The Budget further noted that Government “is concerned about the growing use of contrived structures to allow investment in low-risk activities that benefit from income guarantees via government subsidies and will therefore explore a more general change to exclude investment into these activities, consulting with stakeholders. The government is also interested in exploring options for venture capital reliefs to apply where investments are in the form of convertible loans, and will be considering this as part of a wider consultation and evidence gathering exercise over summer 2014”.
This is not the first time that the scope of the EIS and VCT schemes has been narrowed with respect to projects benefiting from renewables subsidies. The Finance Act 2012 removed EIS and VCT relief from investments in businesses benefiting from Feed-in Tariffs (FIT). However, the 2012 Act made an exception for certain bodies which are subject to constitutional restrictions on the distribution of profits – namely community interest companies (CICs) and certain “asset-locked” community benefit and co-operative societies. Investors in these were still permitted to benefit from the EIS and VCT schemes.
But good news for social investors
The exempting of CICs and asset-locked co-operative and community benefit societies from the exclusion of FIT-supported projects from EIS and VCT relief in 2012 was in part an acknowledgement of the fact that the generation of electricity from renewable sources is the sort of activity which could qualify a business to be set up as, for example, a CIC. There is a clear benefit to the wider community in the avoidance of greenhouse gas emissions associated with coal or gas-fired generating plant, and for smaller scale renewables projects, the CIC structure is an obvious way of involving local host communities and enabling them to receive financial benefits from a renewable development. For an overview of the CIC regime, see our September 2013 briefing, Community Benefits Incorporated.
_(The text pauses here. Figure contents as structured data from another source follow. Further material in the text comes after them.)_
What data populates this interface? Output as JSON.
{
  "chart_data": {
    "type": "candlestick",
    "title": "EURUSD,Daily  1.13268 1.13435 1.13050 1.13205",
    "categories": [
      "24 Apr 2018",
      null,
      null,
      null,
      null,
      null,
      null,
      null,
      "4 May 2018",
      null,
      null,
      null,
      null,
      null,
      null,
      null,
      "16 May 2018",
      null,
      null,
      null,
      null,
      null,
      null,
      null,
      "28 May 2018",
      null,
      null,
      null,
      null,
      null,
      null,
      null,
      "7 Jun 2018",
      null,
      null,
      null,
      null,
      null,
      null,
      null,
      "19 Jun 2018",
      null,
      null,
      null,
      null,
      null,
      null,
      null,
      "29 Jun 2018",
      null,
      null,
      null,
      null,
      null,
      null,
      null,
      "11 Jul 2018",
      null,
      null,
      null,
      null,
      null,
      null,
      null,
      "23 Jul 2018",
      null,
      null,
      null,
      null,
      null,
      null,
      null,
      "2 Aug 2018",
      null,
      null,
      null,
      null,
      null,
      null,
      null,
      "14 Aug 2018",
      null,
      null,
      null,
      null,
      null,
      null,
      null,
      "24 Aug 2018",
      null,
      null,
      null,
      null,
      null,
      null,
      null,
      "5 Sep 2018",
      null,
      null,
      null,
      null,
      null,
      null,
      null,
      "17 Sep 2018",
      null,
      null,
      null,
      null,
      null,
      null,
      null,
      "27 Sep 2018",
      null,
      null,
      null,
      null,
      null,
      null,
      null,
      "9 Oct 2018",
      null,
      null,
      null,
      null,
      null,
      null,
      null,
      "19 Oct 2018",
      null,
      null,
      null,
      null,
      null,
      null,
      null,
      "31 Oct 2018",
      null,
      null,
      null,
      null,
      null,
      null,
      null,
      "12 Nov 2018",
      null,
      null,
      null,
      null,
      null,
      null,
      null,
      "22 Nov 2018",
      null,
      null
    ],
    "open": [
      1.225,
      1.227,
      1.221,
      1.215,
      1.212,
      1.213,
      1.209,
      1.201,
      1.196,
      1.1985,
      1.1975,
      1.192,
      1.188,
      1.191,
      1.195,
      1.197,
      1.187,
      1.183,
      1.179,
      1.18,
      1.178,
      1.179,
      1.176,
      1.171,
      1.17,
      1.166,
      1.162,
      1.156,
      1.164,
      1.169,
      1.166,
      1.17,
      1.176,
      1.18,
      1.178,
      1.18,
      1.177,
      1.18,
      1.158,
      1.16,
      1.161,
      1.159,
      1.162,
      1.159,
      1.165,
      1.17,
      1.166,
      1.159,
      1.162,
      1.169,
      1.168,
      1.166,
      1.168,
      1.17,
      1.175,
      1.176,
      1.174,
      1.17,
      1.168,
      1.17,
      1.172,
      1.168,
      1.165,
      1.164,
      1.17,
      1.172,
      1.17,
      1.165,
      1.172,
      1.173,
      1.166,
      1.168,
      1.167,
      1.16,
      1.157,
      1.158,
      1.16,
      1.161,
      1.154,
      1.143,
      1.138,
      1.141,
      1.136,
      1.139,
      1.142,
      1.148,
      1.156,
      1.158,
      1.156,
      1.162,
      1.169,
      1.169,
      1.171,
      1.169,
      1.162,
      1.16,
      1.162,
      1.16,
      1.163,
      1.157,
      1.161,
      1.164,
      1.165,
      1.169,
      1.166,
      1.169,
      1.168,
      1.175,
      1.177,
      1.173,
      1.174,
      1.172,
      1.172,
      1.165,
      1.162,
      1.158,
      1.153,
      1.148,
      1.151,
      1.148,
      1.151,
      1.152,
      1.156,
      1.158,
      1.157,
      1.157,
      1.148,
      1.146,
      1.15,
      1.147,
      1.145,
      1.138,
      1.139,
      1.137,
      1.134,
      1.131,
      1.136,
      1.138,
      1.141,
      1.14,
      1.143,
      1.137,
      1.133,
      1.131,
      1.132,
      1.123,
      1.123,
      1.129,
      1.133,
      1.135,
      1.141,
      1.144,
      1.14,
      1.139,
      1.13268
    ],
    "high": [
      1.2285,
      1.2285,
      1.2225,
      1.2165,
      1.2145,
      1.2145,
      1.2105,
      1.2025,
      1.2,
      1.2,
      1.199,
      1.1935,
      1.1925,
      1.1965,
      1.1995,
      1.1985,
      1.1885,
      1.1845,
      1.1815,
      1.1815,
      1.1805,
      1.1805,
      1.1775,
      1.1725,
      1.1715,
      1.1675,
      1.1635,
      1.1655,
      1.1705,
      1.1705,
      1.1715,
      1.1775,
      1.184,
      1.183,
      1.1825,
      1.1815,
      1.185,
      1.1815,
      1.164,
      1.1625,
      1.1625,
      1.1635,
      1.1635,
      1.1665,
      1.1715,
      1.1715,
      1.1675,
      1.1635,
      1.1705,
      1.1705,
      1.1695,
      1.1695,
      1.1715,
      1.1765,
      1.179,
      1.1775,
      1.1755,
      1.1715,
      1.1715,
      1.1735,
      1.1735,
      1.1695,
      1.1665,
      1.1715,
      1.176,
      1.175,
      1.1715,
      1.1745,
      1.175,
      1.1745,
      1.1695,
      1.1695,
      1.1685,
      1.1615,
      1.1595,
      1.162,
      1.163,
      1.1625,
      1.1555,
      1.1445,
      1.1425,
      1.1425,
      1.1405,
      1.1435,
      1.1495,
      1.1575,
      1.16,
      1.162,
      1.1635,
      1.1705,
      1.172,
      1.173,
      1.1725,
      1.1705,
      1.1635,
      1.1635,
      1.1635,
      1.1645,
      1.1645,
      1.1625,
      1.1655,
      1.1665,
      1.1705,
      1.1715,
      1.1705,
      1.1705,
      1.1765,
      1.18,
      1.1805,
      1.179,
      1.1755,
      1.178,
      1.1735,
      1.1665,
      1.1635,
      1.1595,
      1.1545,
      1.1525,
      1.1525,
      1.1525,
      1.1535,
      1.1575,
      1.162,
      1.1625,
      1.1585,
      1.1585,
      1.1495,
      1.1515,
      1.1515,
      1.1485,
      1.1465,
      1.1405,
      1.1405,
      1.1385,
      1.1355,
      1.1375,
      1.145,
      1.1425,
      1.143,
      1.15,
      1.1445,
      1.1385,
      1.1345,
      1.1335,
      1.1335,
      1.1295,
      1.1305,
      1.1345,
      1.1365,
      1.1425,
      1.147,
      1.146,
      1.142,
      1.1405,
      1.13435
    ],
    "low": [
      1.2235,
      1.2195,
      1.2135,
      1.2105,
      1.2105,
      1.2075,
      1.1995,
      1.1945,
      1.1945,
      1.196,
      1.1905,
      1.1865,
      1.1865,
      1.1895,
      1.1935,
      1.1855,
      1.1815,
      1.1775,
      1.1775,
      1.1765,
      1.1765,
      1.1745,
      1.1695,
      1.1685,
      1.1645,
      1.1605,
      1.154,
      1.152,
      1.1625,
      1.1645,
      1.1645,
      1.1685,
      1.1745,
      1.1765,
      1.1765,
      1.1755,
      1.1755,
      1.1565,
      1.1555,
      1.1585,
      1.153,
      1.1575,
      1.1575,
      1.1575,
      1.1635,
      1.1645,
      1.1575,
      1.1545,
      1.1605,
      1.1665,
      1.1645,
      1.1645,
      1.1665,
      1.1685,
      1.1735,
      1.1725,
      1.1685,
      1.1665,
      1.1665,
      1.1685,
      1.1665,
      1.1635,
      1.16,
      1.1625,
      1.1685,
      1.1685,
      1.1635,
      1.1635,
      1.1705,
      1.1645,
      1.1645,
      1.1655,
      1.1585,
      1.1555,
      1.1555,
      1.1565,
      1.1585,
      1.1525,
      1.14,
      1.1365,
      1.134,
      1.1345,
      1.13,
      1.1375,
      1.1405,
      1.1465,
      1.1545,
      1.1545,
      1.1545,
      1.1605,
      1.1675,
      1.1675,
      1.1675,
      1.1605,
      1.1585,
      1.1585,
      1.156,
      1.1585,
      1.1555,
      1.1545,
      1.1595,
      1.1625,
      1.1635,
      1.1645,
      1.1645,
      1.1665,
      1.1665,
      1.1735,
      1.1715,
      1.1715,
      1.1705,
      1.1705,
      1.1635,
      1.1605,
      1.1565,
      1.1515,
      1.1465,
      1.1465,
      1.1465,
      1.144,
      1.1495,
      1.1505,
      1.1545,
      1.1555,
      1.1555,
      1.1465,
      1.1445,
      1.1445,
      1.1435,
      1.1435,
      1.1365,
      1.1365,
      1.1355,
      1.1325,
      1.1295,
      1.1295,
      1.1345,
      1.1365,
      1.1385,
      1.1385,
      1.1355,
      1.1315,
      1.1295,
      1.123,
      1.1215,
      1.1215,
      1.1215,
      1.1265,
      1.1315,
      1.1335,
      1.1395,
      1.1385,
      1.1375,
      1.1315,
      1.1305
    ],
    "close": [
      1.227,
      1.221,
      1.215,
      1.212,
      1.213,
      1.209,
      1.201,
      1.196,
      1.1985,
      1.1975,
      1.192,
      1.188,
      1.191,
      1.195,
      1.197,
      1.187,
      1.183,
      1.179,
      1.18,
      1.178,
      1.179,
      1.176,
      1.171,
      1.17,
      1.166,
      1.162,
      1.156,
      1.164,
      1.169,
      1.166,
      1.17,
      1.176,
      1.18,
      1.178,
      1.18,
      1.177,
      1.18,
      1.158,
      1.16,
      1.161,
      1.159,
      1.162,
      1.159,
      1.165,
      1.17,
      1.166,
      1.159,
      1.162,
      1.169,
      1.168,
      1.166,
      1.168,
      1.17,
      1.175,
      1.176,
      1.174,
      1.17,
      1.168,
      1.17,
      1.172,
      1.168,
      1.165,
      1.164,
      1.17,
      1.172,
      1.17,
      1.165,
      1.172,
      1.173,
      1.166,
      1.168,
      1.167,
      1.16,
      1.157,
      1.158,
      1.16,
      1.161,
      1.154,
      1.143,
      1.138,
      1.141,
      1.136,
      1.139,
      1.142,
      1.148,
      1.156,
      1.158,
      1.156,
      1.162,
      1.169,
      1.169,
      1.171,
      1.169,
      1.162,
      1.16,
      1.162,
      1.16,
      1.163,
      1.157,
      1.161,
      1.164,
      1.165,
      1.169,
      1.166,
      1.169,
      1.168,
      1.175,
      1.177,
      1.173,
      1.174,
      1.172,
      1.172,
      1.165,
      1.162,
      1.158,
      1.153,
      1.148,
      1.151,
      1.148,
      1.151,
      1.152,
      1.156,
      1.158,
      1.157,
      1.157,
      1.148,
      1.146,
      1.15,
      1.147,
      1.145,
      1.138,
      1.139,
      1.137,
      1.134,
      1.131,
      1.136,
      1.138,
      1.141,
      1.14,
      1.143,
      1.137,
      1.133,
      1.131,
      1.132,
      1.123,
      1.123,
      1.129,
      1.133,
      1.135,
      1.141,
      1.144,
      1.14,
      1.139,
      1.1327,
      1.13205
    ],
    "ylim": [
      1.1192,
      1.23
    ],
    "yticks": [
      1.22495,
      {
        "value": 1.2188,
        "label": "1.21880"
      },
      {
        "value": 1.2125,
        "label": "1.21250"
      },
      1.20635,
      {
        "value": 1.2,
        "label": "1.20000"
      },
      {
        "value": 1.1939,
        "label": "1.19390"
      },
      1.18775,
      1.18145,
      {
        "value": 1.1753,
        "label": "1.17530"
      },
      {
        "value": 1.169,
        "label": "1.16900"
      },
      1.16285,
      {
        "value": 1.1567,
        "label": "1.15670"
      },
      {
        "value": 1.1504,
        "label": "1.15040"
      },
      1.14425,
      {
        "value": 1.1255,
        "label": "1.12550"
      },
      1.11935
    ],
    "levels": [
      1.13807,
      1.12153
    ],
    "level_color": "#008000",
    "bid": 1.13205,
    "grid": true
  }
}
The Government is keen to promote community involvement in energy schemes, so it comes as no surprise that, just as EIS / VCT is removed from non-FIT projects, Budget 2014 offers an alternative route to tax relief for those who are prepared to live with any of the varying levels of restrictions on distribution of profits associated with investments in CICs, asset-locked community benefit and co-operative societies, or charities. Schedules 9 and 10 to the current Finance Bill set out a new scheme of social investment (SI) relief which bears more than a passing resemblance to the EIS regime in particular. FIT-supported schemes (but not ROC- or CfD-supported ones) are specifically excluded from the new SI relief but will presumably be able to continue to rely on the EIS and VCT schemes.
Of the various forms of business that may attract the new SI relief, CICs probably have the most to offer to any investors who expect to see a return on their money, rather than simply engaging in tax-efficient philanthropy. The announcement late last year by the Regulator of CICs of a significant liberalisation of the existing rules on dividend payments by CICs is a further advantage – although dividends remain restricted to a proportion (35%) of distributable profits.
The new SI relief will deliver the same rate of relief as the EIS scheme (30%). While the other restrictions applicable to CICs and the other kinds of businesses which are eligible for SI relief will mean that it is not an effective substitute for all types of investors in renewables projects who have benefited from the EIS and VCT schemes, those who are not looking for spectacular returns and are prepared to make the initial investment in reconciling the relevant Finance Bill provisions with the CIC regulatory regime, may find SI relief an option worth considering.